If `/api/partner/config` returns `signaling_sfu_secret`, the operator
just runs the standard refresh. The new template chain plumbs the
secret through automatically:

```bash
ssh <node>
sudo /usr/local/sbin/oxpulse-partner-edge-refresh.sh
# or
sudo bash <(curl -fsSL https://<backend>/install.sh) --ref v0.12.0
```

---

## Rollback

If `/sfu/ws/*` misbehaves, drop the SFU image back to v0.11.9. The
Caddyfile change is **forward-compatible** — when the SFU isn't
listening on 8920, Caddy returns 502 for `/sfu/ws/*` and other routes
(`/api/*`, `/ws/*`, `/relay/*`) keep working unchanged.

```bash
docker pull ghcr.io/anatolykoptev/partner-edge-sfu:v0.11.9
docker stop oxpulse-partner-sfu && docker rm oxpulse-partner-sfu
docker run -d \
  --name oxpulse-partner-sfu \
  --restart unless-stopped \
  --network host \
  -e SFU_BIND_ADDRESS=<PUBLIC_IP> \
  -e SFU_UDP_PORT=7878 \
  -e SFU_METRICS_PORT=9317 \
  -e SFU_RELAY_API_PORT=8912 \
  -e PARTNER_ID=<piter|krolik|rvpn> \
  -e RUST_LOG=info \
  -e RELAY_JWT_SECRET=<32+ byte hex> \
  -e SFU_SIGNING_PUBLIC_KEY='...' \
  ghcr.io/anatolykoptev/partner-edge-sfu:v0.11.9
```

(The new env vars `SFU_CLIENT_WS_PORT`, `SIGNALING_SFU_SECRET`, and
`SFU_PUBLIC_IP` are ignored by v0.11.9 — no manual cleanup needed.
For an in-place v0.12.1 → v0.12.0 rollback, simply unset `SFU_PUBLIC_IP`
and the SFU falls back to the historical bind-address candidate behavior.)

---

## Port-allocation note

8911 was the original choice for the client_ws endpoint.

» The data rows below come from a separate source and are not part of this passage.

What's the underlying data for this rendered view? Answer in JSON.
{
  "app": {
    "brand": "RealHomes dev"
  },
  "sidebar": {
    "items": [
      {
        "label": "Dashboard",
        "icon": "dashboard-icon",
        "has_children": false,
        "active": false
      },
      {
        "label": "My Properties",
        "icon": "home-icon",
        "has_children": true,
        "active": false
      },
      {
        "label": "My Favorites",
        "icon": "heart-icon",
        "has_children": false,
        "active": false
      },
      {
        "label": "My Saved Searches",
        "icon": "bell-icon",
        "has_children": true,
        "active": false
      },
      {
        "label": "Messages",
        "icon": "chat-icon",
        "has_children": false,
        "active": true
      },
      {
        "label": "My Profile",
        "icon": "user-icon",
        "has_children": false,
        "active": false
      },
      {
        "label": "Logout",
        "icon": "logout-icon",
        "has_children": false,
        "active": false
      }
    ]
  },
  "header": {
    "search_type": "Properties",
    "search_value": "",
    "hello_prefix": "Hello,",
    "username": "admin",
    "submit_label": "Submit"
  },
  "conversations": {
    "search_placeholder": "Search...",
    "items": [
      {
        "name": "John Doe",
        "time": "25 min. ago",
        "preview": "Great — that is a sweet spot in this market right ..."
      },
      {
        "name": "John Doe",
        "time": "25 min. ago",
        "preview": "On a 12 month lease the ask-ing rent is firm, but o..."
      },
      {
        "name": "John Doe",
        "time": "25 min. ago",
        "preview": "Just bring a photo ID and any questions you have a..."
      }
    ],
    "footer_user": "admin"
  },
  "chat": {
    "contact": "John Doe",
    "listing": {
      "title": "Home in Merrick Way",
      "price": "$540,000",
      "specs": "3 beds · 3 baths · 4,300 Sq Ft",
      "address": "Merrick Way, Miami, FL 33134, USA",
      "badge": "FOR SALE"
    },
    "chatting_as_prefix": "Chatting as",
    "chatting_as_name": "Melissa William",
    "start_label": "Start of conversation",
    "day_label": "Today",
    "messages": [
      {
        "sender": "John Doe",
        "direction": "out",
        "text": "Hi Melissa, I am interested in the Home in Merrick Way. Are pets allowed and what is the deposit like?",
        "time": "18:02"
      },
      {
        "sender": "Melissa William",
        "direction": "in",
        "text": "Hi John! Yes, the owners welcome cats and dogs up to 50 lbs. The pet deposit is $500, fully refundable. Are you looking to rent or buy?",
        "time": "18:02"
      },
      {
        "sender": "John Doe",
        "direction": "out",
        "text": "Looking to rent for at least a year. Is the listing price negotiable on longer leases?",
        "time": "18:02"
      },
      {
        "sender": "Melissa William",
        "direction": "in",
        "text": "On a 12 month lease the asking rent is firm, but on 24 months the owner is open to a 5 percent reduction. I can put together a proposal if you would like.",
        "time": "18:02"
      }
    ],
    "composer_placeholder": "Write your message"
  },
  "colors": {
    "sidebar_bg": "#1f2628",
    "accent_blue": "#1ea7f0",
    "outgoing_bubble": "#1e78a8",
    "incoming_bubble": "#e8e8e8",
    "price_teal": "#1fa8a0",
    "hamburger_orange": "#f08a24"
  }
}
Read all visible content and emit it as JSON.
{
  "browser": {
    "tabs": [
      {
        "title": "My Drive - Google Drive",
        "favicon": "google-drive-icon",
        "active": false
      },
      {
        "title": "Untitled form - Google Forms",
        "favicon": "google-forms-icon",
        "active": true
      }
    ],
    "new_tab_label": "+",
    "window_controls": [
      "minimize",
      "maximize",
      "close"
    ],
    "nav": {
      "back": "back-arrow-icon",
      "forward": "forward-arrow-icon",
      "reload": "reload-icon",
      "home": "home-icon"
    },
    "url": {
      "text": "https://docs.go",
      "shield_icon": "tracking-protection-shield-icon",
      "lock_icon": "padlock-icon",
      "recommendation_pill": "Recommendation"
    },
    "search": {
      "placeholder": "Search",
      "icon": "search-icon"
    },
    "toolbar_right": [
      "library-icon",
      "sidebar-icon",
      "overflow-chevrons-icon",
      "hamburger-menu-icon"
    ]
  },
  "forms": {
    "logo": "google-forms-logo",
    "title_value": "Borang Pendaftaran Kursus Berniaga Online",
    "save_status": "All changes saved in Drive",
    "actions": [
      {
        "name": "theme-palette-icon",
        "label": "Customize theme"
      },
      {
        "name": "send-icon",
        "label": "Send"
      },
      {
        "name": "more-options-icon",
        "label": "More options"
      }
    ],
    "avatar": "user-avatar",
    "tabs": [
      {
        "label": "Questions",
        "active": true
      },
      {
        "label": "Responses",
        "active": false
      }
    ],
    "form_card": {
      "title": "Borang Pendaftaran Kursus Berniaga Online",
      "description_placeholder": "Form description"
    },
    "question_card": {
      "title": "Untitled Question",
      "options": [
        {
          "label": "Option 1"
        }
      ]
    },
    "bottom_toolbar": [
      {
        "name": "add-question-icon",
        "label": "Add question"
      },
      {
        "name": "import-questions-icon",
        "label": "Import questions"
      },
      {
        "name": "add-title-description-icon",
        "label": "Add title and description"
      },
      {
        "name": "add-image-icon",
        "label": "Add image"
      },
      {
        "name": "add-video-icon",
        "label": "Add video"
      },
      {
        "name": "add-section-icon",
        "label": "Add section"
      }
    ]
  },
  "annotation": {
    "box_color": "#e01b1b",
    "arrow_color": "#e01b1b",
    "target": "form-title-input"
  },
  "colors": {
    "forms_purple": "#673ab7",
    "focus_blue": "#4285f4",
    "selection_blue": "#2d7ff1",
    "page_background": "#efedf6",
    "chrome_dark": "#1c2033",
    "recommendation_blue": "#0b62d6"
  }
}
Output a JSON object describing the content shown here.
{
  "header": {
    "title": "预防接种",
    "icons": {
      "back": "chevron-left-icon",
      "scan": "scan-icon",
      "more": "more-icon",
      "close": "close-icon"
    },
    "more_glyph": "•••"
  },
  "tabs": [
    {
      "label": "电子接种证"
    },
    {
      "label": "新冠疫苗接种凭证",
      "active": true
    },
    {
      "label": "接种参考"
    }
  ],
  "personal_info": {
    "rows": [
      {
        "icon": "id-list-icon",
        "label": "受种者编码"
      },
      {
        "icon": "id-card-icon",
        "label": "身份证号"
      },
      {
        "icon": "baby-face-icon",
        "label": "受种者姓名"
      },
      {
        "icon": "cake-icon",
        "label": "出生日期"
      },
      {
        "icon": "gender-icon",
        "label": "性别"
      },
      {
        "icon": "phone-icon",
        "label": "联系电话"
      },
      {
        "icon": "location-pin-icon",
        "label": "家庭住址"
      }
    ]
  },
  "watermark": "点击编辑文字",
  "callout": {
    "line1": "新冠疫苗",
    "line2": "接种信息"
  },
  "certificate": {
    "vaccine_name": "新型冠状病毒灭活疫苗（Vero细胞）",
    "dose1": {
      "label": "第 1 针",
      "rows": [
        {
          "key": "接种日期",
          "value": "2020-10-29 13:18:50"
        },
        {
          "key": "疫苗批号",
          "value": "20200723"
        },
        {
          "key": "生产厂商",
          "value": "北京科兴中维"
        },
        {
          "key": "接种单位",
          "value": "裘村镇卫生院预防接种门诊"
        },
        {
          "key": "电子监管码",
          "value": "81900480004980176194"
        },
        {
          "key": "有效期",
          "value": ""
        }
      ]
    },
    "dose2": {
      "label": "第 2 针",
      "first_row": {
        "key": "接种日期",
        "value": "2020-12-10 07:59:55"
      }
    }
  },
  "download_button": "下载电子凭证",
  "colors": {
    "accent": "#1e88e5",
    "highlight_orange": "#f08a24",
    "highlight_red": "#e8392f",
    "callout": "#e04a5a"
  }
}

On krolik
(arm-max-1768977332, San Jose), 8911 is squatted by an unrelated
go-imagine process and would require fleet-wide eviction to free up.
8920 was picked instead so the same Caddy template ships uniformly to
rvpn / piter / krolik without per-node port juggling.